MetLife (NYSE:MET – Get Free Report) last issued its quarterly earnings results on Wednesday, February 5th. The financial services provider reported $2.08 earnings per share (EPS) for the quarter, missing analysts’ consensus estimates of $2.13 by ($0.05). MetLife had a return on equity of 20.42% and a net margin of 6.19%. As a group, equities research analysts anticipate that MetLife, Inc. will post 9.65 earnings per share for the current year.
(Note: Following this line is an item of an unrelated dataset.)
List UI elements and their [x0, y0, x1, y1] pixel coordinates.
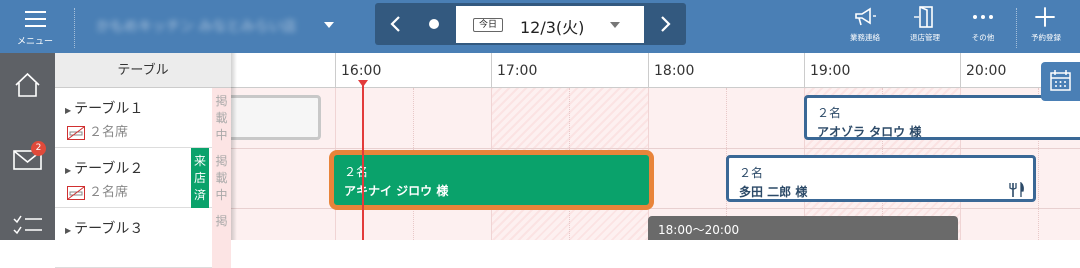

MetLife Increases Dividend
The business also recently disclosed a quarterly dividend, which will be paid on Tuesday, June 10th. Investors of record on Tuesday, May 6th will be issued a dividend of $0.5675 per share. The ex-dividend date is Tuesday, May 6th. This represents a $2.27 dividend on an annualized basis and a yield of 2.99%. This is an increase from MetLife’s previous quarterly dividend of $0.55. MetLife’s payout ratio is currently 38.02%.
About MetLife
MetLife, Inc, a financial services company, provides insurance, annuities, employee benefits, and asset management services worldwide. It operates through six segments: Retirement and Income Solutions; Group Benefits; Asia; Latin America; Europe, the Middle East and Africa; and MetLife Holdings. The company offers life, dental, group short-and long-term disability, individual disability, pet insurance, accidental death and dismemberment, vision, and accident and health coverages, as well as prepaid legal plans; administrative services-only arrangements to employers; and general and separate account, and synthetic guaranteed interest contracts, as well as private floating rate funding agreements.